Here are a couple of confetti oil lamps that I turned. One is osage orange and the other is cherry. I have two more of the same drying. Fiinished with wipe on poly.


----------



## Glenmore (Sep 10, 2004)

Once again really great work Bernie.


----------



## challagan (Feb 7, 2006)

Boy you got the buffing process down  Nice ones Bernie and thanks for posting them. You like doing these as much as the potpourri ones? 

Corey


----------



## BernieW (Sep 12, 2006)

Yep Corey these are easy to make and the first two I didn't post them because I forgot to take the pictures. I took them down to the floral/craft store and they sold for $30 the first day.


----------



## mit-ch (Oct 1, 2007)

Beautiful work Bernie. I like them both but especially the tan colored one on the right. Nice work. Mitch


----------



## harrysin (Jan 15, 2007)

Really lovely Bernie, I sure do have a lot to learn, including what a confetti oil lamp is.


----------



## BernieW (Sep 12, 2006)

harrysin said:


> Really lovely Bernie, I sure do have a lot to learn, including what a confetti oil lamp is.


It is a oil lamp that is filled with lamp oil with a wick added. Light the wick. These are mostly novelty lamps. 

Thanks for all the comments.


----------



## Bob N (Oct 12, 2004)

Bernie,

I'm late to the party,but that is nothing new  

Great job and spectacular finish on those. I have 6 of those kits tucked away from almost a year ago and need to get them turned. Need to check the wood pile to msee if I have anything to do them justice with. Hmmm, seems like I had some tiger wood stashed somewhere.... need to find it.

Keep 'em coming bud


----------



## Mike (Nov 22, 2004)

It would be nice to post the source for the lamp kits for members who wish to try this project.


----------



## BernieW (Sep 12, 2006)

Mike said:


> It would be nice to post the source for the lamp kits for members who wish to try this project.


Mike I get these from Craft Supply USA. They come with the jar, wick, oil and funnel. They will burn most lamp oil.


----------



## Drugstore Cowboy (May 17, 2007)

harrysin said:


> Really lovely Bernie, I sure do have a lot to learn, including what a confetti oil lamp is.


Ditto -
I know what confetti is -
- little bits or streamers of paper usually thrown over guests at a party or celebration 
(from the old Italian confetto - a small piece of candy used for the same purpose)
and being from rural roots -- I certainly know what an oil lamp is.
Have spent more than a few nights in houses where that was the primary light.

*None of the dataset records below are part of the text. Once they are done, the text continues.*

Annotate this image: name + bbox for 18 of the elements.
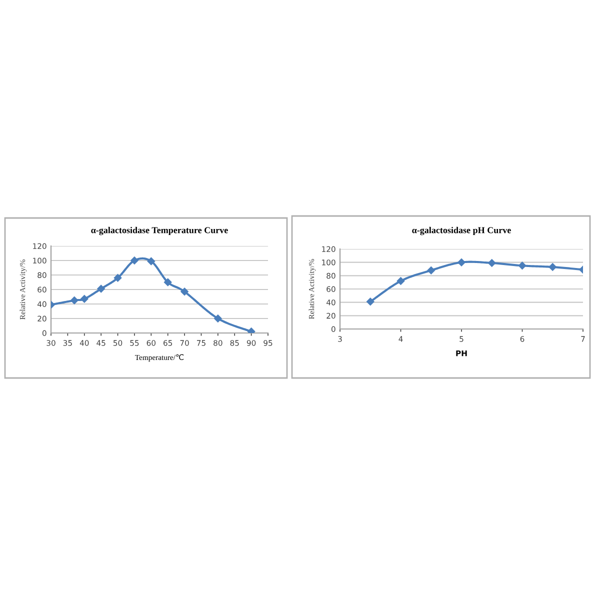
point: [548, 263, 556, 271]
point: [427, 266, 435, 274]
point: [458, 258, 466, 266]
point: [488, 259, 496, 267]
point: [164, 278, 172, 286]
point: [180, 288, 188, 296]
point: [97, 284, 105, 293]
point: [147, 257, 155, 266]
point: [130, 256, 138, 264]
point: [396, 277, 405, 285]
point: [518, 262, 526, 270]
chart-title: α-galactosidase pH Curve: [412, 226, 511, 236]
point: [214, 314, 222, 322]
chart-title: α-galactosidase Temperature Curve: [91, 226, 228, 236]
point: [114, 274, 122, 282]
point: [366, 298, 374, 306]
point: [70, 296, 78, 304]
point: [80, 295, 88, 303]
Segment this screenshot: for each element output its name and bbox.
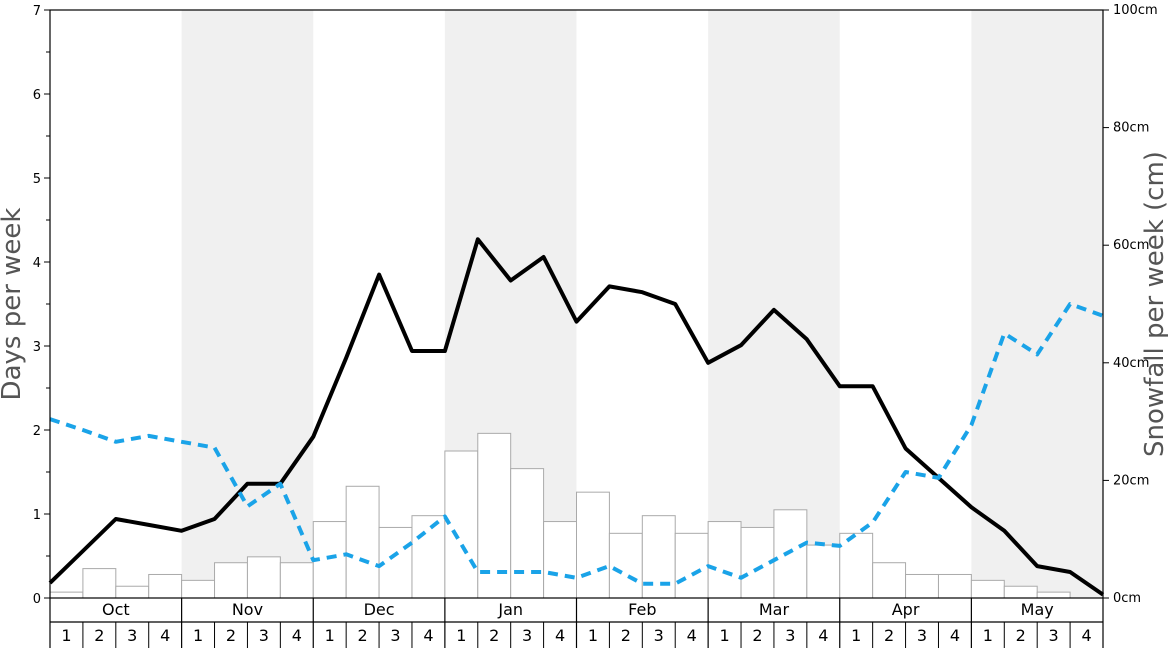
month-label-dec: Dec (364, 600, 395, 619)
month-label-jan: Jan (497, 600, 523, 619)
month-shade-nov (181, 10, 314, 598)
snowfall-bar (378, 526, 413, 599)
week-label: 2 (94, 626, 104, 645)
snowfall-bar (970, 579, 1005, 599)
snowfall-bar (82, 568, 117, 599)
snowfall-bar (279, 562, 314, 599)
week-label: 1 (193, 626, 203, 645)
week-label: 2 (1016, 626, 1026, 645)
snowfall-bar (1003, 585, 1038, 599)
week-label: 4 (555, 626, 565, 645)
right-tick-label: 100cm (1113, 3, 1158, 18)
week-label: 1 (588, 626, 598, 645)
snowfall-bar (806, 544, 841, 599)
snowfall-bar (905, 573, 939, 599)
week-label: 1 (851, 626, 861, 645)
snowfall-bar (773, 509, 808, 599)
week-label: 1 (325, 626, 335, 645)
week-label: 3 (127, 626, 137, 645)
snowfall-bar (345, 485, 380, 599)
week-label: 3 (390, 626, 400, 645)
snowfall-bar (510, 468, 545, 599)
week-label: 2 (358, 626, 368, 645)
month-label-apr: Apr (892, 600, 920, 619)
week-label: 4 (950, 626, 960, 645)
left-tick-label: 4 (33, 256, 41, 271)
week-label: 3 (1049, 626, 1059, 645)
snowfall-bar (1036, 591, 1071, 599)
left-tick-label: 2 (33, 424, 41, 439)
week-label: 4 (292, 626, 302, 645)
week-label: 2 (226, 626, 236, 645)
week-label: 4 (160, 626, 170, 645)
snowfall-bar (181, 579, 216, 599)
days-series-line (48, 237, 1105, 597)
week-label: 3 (522, 626, 532, 645)
dashed-series-line (49, 302, 1104, 586)
snowfall-bar (707, 521, 742, 599)
right-tick-label: 80cm (1113, 121, 1149, 136)
week-label: 3 (785, 626, 795, 645)
snowfall-bar (543, 521, 577, 599)
snowfall-bar (674, 532, 709, 599)
snowfall-bar (444, 450, 479, 599)
data-lines (48, 237, 1105, 597)
axes: 0 1 2 3 4 5 6 7 0cm 20cm 40cm 60cm 80cm 100cm (33, 3, 1158, 607)
week-label: 3 (917, 626, 927, 645)
month-label-feb: Feb (628, 600, 656, 619)
left-tick-label: 0 (33, 592, 41, 607)
week-label: 2 (621, 626, 631, 645)
month-week-labels: Oct 1 2 3 4 Nov 1 2 3 4 Dec 1 2 3 4 Jan 1 2 3 4 Feb 1 2 3 4 Mar 1 2… (49, 598, 1104, 648)
right-axis-title: Snowfall per week (cm) (1140, 151, 1168, 457)
snowfall-bar (49, 591, 84, 599)
snowfall-bar (608, 532, 643, 599)
week-label: 2 (752, 626, 762, 645)
right-tick-label: 40cm (1113, 356, 1149, 371)
snowfall-bar (411, 515, 446, 599)
week-label: 1 (61, 626, 71, 645)
week-label: 4 (1081, 626, 1091, 645)
snowfall-bar (576, 491, 610, 599)
week-label: 4 (423, 626, 433, 645)
week-label: 1 (719, 626, 729, 645)
right-tick-label: 20cm (1113, 473, 1149, 488)
right-tick-label: 60cm (1113, 238, 1149, 253)
left-axis-title: Days per week (0, 208, 27, 401)
month-label-oct: Oct (102, 600, 130, 619)
snowfall-bar (839, 532, 874, 599)
left-tick-label: 6 (33, 88, 41, 103)
month-shade-mar (708, 10, 840, 598)
week-label: 1 (456, 626, 466, 645)
week-label: 4 (687, 626, 697, 645)
snowfall-bar (246, 556, 281, 599)
right-tick-label: 0cm (1113, 591, 1141, 606)
snowfall-bar (148, 573, 183, 599)
left-tick-label: 7 (33, 4, 41, 19)
snowfall-bar (872, 562, 907, 599)
left-tick-label: 3 (33, 340, 41, 355)
snowfall-bar (214, 562, 248, 599)
month-label-mar: Mar (759, 600, 790, 619)
week-label: 3 (259, 626, 269, 645)
week-label: 1 (983, 626, 993, 645)
week-label: 3 (654, 626, 664, 645)
snowfall-bar (115, 585, 150, 599)
left-tick-label: 1 (33, 508, 41, 523)
week-label: 4 (818, 626, 828, 645)
month-label-may: May (1021, 600, 1054, 619)
month-shade-may (971, 10, 1103, 598)
month-label-nov: Nov (232, 600, 263, 619)
snowfall-bar (937, 573, 972, 599)
month-shading (181, 10, 1103, 598)
week-label: 2 (489, 626, 499, 645)
left-tick-label: 5 (33, 172, 41, 187)
week-label: 2 (884, 626, 894, 645)
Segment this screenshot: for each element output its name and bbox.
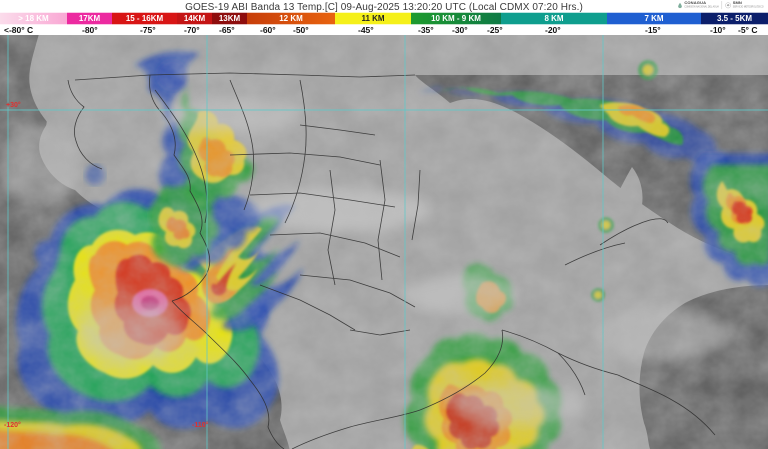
- svg-text:-120°: -120°: [4, 421, 21, 429]
- svg-text:-110°: -110°: [192, 421, 209, 429]
- svg-text:+30°: +30°: [6, 101, 21, 109]
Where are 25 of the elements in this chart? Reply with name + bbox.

BUT - until this thread - I had never seen the two words connected 
(although I have come to learn it is a common term)
I'm curious about the connection --
I certainly *hope* no one would throw one of those lovely lamps at someone -- 
Just my curiosity if anyone knows.

Regardless they are VERY NICE pieces of work.


----------



## BernieW (Sep 12, 2006)

Cowboy can't answer your question. Don't know why they call them Confetti lamps. They sure are fun to make and the wife uses scented oil in hers and loves it. 

Thanks again for the comments.


----------